A few months ago we announced our new chatter functionality. The concept is simple. Conference attendees add their twitter accounts to EventVue. We then find their tweets, aggregate them within EventVue and republish them on twitter. This provides a powerful way for people to follow the conversation that is happening at an event. We’ve gotten great feedback on our chatter functionality and our auto-updating screens have been quite popular as well.
While the idea of aggregating tweets is simple, making it work isn’t quite as easy. Here is a behind-the-scenes look at EventVue and the technology that makes it happen. It’s the story of how a company called Gnip came to our rescue at just the right time.
Our first prototype
For our first chatter prototype we used a simple script that fetched the tweets from each attendee one at a time. The script ran once a minute and gave us a great proof of concept. We only had to demo it working with a couple dozen people. It was enough to get people excited about the feature and prove that we were onto something. It quickly became obvious that the method we were using for our prototype wouldn’t scale.

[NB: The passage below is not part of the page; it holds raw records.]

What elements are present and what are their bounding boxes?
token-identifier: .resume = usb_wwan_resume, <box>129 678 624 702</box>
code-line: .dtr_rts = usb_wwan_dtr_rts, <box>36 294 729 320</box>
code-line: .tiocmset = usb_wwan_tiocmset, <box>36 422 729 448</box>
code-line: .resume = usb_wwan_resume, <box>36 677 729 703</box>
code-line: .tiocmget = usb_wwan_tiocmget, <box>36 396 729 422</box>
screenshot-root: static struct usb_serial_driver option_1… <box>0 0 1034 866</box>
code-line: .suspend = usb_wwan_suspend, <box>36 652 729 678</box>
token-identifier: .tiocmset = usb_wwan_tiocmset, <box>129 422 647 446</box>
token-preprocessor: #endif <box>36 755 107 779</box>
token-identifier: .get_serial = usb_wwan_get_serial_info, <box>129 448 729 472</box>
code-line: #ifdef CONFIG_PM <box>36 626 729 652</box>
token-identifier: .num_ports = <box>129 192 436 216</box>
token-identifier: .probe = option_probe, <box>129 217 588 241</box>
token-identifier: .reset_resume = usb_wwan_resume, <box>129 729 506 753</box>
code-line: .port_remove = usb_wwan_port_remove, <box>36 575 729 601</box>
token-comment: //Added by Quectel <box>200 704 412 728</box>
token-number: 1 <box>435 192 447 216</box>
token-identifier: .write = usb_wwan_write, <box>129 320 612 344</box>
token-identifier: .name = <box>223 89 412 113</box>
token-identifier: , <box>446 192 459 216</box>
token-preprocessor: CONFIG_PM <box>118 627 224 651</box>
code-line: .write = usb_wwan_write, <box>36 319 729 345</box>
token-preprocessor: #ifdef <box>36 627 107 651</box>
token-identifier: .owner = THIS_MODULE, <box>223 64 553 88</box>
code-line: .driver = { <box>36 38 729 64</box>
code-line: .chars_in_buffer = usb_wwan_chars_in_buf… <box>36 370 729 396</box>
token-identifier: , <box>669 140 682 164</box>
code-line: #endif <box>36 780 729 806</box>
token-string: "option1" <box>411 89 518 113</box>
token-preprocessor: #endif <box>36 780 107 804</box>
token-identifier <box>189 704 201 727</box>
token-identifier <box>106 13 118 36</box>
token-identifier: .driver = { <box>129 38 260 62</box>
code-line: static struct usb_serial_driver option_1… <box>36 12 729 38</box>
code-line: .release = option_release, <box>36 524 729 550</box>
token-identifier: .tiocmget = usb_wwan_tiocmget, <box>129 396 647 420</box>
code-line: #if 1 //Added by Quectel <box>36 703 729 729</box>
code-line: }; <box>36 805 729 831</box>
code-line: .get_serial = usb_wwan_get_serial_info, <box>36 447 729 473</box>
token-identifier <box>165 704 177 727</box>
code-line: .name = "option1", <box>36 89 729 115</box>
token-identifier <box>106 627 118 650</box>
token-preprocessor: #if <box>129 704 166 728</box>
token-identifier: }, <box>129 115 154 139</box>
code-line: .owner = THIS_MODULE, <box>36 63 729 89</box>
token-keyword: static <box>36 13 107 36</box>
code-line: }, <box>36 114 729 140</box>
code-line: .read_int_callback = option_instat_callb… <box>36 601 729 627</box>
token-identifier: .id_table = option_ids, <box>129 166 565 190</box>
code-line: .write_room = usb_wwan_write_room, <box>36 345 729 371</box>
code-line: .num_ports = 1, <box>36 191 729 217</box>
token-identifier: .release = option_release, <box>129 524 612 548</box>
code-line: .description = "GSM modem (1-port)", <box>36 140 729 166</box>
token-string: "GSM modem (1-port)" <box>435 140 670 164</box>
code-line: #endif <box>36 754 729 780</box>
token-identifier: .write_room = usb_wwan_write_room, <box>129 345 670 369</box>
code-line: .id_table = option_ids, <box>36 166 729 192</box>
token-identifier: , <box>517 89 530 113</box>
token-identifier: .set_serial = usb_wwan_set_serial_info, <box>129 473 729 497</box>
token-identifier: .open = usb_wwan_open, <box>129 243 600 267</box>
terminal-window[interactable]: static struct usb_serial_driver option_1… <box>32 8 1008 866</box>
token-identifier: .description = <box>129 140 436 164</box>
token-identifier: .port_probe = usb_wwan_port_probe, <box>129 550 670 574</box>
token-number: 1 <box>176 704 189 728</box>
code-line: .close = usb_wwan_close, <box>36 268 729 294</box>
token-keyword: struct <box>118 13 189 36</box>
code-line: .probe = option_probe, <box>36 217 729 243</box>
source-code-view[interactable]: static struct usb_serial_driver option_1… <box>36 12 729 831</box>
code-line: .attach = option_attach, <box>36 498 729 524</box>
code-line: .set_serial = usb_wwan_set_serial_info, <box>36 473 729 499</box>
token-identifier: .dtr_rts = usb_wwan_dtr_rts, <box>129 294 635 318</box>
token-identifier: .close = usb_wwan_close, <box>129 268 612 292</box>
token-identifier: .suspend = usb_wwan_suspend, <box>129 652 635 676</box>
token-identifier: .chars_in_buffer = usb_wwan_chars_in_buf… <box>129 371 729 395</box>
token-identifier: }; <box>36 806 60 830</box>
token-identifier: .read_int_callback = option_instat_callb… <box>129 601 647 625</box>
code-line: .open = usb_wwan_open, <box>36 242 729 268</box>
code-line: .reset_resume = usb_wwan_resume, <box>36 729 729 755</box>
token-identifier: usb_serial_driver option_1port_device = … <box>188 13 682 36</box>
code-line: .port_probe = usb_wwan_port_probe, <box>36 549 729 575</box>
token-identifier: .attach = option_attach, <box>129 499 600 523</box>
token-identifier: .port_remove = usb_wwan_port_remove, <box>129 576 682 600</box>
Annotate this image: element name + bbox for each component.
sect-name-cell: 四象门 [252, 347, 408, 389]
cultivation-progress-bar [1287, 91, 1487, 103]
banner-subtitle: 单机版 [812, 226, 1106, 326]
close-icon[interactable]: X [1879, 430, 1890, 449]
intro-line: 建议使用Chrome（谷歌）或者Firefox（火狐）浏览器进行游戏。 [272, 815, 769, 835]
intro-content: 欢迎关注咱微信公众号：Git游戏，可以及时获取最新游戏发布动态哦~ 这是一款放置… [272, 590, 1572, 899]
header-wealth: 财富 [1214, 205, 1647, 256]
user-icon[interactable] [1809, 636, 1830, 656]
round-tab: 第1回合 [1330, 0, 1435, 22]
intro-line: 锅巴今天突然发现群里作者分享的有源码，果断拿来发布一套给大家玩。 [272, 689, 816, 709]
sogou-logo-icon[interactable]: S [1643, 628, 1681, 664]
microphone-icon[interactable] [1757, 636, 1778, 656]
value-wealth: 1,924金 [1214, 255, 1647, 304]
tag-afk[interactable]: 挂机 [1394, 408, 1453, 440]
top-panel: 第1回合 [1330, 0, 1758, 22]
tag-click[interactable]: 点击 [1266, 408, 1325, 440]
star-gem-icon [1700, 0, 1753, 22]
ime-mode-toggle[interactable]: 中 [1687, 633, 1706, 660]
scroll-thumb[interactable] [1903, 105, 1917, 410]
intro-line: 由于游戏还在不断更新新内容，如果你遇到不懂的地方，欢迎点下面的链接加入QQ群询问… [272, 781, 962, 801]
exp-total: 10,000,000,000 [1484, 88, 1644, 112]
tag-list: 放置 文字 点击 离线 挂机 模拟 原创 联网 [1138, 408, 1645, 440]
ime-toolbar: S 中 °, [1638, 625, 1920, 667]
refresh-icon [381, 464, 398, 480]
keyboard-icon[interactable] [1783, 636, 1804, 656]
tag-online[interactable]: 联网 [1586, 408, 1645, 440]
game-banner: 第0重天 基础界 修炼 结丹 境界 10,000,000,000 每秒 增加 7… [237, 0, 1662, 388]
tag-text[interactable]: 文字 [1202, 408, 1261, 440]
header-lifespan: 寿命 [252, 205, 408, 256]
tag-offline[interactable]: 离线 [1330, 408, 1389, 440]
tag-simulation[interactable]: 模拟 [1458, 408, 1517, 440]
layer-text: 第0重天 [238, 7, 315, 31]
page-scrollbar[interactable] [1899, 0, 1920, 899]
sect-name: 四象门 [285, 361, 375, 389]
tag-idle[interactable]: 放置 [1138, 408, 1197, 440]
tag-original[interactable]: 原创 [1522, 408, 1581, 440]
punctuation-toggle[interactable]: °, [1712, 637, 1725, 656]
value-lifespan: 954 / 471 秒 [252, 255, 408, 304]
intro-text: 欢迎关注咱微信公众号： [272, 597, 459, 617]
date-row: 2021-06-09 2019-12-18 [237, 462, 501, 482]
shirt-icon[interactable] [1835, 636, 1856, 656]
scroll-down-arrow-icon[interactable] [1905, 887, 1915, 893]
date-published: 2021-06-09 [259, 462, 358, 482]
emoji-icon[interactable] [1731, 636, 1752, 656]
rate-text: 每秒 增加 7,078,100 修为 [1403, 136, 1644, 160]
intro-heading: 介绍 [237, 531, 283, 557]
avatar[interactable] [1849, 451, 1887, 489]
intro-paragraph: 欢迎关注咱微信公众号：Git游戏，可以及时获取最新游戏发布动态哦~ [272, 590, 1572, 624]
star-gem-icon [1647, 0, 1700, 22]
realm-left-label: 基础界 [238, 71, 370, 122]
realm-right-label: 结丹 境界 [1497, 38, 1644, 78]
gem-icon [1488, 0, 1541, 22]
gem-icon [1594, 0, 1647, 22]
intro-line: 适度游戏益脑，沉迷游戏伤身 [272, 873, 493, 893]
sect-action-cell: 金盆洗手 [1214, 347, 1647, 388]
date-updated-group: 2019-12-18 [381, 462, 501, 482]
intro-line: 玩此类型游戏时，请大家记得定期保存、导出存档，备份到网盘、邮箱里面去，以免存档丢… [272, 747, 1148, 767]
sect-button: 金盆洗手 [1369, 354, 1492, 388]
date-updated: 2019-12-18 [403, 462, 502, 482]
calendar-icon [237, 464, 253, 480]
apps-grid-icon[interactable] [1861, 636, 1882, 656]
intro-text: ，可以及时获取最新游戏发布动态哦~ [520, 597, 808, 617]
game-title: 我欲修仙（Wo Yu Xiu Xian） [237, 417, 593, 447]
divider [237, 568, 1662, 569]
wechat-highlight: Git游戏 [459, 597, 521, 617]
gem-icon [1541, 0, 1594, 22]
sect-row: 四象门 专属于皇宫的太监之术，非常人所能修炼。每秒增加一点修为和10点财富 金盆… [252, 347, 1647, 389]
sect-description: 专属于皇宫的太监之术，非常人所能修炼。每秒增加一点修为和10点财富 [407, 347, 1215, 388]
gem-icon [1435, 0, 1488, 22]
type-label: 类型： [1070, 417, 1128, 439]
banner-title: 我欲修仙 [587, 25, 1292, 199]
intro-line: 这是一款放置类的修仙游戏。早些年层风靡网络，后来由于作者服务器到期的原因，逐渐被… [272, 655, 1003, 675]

We were querying twitter non-stop since we needed the conversations to be displayed in real time. We quickly grew from dozens of queries a minute to hundreds of queries a minute. With each request taking several seconds to process, it became harder and harder for us to present results in real time.
Our second attempt
Then we remembered that Twitter provides a feed of all your friends tweets. Ah-hah! All we needed to do was follow everyone who added their screenname in EventVue and we could get their tweets with a single request to twitter. Brilliant, right? Not quite. It turned out that the feed from twitter was missing about 50% of the tweets and it progressively got worse as we started following more and more people. People started complaining and we we were forced back to the drawing board once again.
Getting desperate
We went back to our first prototype except this time we used Summize (now a part of twitter). Their API is about 7 times faster, doesn’t have any published rate limiting, and most importantly allows complex queries up to 160 characters long. This meant that we could fetch tweets from a dozen people at a time. We turned on multi-threading, sacrificed a CPU and started pounding Summize as hard as we could! This enabled us to process tweets from several thousand people and display the results within just a few seconds. Not bad. It still wasn’t ideal, but we had exhausted every other option. Everything was going smoothly until I got this (somewhat inevitable) email from Greg Pass at Summize/Twitter:
“We notice you’re using the Twitter Search API — that’s great! Unfortunately, you are so exceeding our rate limits, that all of your requests are being refused. You’re currently at ~34 requests per second. If you slow it down to 1 request every few seconds, you’ll be back in action.”
Bummer!
That’s around the time when I heard that this new service called Gnip had added twitter support. Gnip promised to “make data portability suck less”. More specifically, they promised to take away my never ending battle with twitter. Needless to say, they had my attention. I started playing with their API and immediately feel in love. Instead of having to continually ask if there were any new tweets, Gnip offered to watch for me and to let me know when it came across any tweets that I cared about. It didn’t take much of a decision for us to switch to Gnip. A couple dozen lines of code later and Chatter was back — better and faster than ever! Gnip gave me the push architecture that I desperately needed, freed up our computing resources and ultimately saved us a huge amount of time and money.
For anyone who finds themselves in a similar predicament, I can’t recommend Gnip enough. Gnip has a rock solid service and a team that has been incredible in helping us make the transition.
We’re highly indebted to the guys at Gnip. This post is really just to say thanks.